“The U.S. economy is really perched on the edge of a cliff right now,” says Bank of Tokyo-Mitsubishi UFJ economist Ellen Zentner, as Marketwatch reports “the markets get ready for a busy week of data, including numbers about the already damaged U.S. housing market, orders for durable goods and personal income and spending.”

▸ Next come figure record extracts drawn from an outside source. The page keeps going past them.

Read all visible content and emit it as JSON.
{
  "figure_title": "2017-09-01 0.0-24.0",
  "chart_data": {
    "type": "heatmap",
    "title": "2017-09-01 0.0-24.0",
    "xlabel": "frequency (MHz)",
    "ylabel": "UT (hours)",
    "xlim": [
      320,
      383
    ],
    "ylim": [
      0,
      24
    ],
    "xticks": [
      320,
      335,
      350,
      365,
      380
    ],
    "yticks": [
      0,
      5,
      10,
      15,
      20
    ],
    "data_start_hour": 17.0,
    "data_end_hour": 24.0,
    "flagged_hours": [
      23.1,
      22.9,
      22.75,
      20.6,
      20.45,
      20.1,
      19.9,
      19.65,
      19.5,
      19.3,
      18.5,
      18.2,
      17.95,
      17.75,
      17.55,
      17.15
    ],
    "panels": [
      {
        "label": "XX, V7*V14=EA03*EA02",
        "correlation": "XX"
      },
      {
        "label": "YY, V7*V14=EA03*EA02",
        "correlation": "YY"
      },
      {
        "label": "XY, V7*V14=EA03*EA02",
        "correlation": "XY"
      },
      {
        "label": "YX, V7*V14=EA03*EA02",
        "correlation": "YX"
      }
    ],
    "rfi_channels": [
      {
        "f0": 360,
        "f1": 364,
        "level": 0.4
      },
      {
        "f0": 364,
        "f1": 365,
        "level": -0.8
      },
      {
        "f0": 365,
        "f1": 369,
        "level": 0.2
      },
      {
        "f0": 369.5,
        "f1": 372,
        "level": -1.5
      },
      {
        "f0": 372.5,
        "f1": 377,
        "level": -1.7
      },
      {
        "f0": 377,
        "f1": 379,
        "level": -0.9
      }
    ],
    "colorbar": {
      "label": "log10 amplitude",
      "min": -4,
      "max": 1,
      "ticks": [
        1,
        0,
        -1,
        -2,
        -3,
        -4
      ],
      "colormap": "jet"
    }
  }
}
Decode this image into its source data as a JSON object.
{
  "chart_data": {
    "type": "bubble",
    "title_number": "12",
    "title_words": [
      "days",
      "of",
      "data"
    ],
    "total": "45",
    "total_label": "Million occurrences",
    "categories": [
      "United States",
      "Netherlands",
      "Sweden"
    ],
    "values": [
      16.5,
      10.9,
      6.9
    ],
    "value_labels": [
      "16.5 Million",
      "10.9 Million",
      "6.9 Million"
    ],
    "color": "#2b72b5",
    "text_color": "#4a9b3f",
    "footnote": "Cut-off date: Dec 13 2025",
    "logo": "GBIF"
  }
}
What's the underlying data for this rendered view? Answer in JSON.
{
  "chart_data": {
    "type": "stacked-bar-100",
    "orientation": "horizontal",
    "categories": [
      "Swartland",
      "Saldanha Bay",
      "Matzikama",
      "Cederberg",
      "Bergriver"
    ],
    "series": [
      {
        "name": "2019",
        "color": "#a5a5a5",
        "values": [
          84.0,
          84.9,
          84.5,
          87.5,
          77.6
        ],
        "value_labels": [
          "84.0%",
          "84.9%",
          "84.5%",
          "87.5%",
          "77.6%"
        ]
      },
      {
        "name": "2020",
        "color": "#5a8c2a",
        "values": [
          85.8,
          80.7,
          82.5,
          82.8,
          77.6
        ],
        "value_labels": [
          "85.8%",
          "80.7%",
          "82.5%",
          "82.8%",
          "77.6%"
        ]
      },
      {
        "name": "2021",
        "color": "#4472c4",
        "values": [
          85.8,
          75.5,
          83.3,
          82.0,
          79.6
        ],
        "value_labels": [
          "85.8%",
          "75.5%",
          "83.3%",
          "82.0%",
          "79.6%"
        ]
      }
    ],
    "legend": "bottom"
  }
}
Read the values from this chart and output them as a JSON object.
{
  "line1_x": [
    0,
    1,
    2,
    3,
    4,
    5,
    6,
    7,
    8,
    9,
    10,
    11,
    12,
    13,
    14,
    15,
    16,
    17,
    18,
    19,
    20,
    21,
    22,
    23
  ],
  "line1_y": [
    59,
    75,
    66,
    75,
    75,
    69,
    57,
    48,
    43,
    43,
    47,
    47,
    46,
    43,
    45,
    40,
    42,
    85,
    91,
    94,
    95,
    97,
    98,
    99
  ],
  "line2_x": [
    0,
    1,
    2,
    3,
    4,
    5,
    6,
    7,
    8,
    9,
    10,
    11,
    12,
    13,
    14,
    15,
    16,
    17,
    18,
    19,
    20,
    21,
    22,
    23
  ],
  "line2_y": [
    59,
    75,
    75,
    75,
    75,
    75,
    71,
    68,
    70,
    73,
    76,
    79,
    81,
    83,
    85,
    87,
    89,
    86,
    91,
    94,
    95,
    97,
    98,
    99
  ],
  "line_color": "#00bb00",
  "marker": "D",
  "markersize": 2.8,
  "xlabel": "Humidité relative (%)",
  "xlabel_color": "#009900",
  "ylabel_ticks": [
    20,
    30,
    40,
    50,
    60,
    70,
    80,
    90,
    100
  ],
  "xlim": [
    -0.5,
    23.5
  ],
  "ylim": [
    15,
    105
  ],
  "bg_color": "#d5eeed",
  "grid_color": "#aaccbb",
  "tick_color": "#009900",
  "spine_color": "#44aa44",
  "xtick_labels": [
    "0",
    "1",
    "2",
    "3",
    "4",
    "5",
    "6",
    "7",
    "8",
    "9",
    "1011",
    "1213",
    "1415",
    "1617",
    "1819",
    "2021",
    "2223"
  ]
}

There have been anecdotal reports of a better-than-last-year Black Friday (so named for when retailers traditionally see profits move out of the red and into the black on the day after Thanksgiving). But home sales, construction, and October consumer spending numbers are expected to drop. “Federal Reserve officials believe a substantial decline in home prices is a big risk to the economy, according to forecasts released for the first time by the Fed on Tuesday. The Fed’s forecasts, combined with the summary of its October meeting, appeared to show more concern about slower growth than higher inflation.” There are also fears that the labor market is weakening. “‘Recent data on initial jobless claims suggest layoff activity is gradually accelerating as the full effects of the fallout from tighter credit conditions and the housing recession are realized,’ notes [Ryan] Sweet [of Moody’s Economy.com].”
The question to answer, said [Jim] O’Sullivan [of UBS], is what kind of slowdown the economy’s heading for. “Is it a ‘suddenly falling off a cliff’ slowdown…or more of a gradual slowing?” he asked.